Baseball broadcasting has changed considerably in my lifetime, as outlined above. But for years, the trend was to make it relatively easy and painless to watch most or even all of a team's games. But things are heading in the opposite direction these days. As much as NFL football is a national event, the long baseball season is best served with local broadcasting that knows these teams the best. But Apple TV+ and Peacock and whoever the hell comes next understand that there are a lot of loyal Mets fans out there who want to watch their team play. They'll pay MLB cold, hard cash to attempt to force us to watch their game coverage.
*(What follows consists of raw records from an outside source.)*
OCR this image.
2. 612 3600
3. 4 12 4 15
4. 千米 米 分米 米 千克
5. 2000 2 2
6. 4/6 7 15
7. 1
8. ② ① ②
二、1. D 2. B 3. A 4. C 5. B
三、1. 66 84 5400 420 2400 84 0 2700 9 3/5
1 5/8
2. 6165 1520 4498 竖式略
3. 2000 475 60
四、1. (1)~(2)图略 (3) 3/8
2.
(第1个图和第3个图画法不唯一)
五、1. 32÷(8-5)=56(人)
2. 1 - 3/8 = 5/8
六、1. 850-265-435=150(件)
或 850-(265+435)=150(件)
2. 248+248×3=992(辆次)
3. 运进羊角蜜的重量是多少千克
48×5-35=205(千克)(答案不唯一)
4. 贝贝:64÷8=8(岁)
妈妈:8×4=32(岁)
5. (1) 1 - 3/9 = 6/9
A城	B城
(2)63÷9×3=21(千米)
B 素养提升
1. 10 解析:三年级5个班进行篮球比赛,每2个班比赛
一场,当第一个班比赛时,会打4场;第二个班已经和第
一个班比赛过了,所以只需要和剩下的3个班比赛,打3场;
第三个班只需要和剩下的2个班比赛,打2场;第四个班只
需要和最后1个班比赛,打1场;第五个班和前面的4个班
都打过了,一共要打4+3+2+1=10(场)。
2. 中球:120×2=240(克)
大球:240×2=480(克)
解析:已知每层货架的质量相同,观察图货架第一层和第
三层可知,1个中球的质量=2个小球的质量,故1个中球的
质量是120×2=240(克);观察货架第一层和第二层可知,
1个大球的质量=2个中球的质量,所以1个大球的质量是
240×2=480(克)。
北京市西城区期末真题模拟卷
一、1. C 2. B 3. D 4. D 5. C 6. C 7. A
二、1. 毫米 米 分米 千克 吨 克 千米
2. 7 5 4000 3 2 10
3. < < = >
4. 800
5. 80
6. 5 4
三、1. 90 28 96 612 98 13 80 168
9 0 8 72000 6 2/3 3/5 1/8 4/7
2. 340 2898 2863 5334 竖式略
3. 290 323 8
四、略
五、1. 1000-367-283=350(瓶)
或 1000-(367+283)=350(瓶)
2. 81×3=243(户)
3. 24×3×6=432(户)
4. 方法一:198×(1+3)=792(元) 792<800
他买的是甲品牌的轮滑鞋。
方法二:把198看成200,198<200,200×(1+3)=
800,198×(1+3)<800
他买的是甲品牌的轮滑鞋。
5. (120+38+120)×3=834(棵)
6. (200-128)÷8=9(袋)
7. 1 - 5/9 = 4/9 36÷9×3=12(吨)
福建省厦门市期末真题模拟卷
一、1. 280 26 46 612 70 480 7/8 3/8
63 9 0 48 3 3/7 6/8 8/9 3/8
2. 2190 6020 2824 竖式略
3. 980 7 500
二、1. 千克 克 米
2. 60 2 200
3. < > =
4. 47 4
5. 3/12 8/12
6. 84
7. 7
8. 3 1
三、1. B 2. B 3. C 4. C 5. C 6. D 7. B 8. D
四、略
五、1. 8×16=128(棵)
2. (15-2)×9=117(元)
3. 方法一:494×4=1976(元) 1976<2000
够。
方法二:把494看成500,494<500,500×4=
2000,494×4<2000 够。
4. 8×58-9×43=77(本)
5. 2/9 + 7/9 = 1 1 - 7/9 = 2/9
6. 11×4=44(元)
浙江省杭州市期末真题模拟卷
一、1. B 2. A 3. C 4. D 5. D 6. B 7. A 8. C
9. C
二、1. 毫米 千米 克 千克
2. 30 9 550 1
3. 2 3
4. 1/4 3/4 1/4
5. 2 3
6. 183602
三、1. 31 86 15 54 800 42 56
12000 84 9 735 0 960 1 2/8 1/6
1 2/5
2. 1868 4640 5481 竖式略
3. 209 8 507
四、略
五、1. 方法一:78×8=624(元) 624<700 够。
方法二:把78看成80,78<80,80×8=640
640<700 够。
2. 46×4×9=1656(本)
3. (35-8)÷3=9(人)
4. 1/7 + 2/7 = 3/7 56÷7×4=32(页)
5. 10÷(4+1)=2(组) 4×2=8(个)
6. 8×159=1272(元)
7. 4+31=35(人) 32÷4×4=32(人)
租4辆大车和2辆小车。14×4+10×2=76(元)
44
If MLB wants to grow the game and attract new fans, its brain trust might consider limiting the amount of fragmentation in baseball broadcasting. And while they're at it, they might want to try to make things a little more kid-friendly to attract a new generation of fans to the game. Sunday day games should be left for families with kids. A father should be able to buy tickets for his whole family, including young kids, without worrying that ESPN will swoop in at the last moment and move the game to a 7 PM start. Even worse are the playoff games that don't start until 8 PM or even later. All but the oldest kids won't even be able to stay up and watch the whole game on television.
I understand that these late starts become less of a problem as you move westward across the time zones. However, many of the top MLB fan bases are here on the east coast in Boston, New York, Washington, Philadelphia, and Atlanta. MLB needs to honestly assess whether the short-term gains from ESPN and the networks that broadcast the playoffs are worth a future where far fewer eastern kids become big baseball fans. Sadly, my guess is that they'll continue to grab for the cash going forward. But maybe they'll actually surprise me this time.
Be well and take care. Let's go Mets!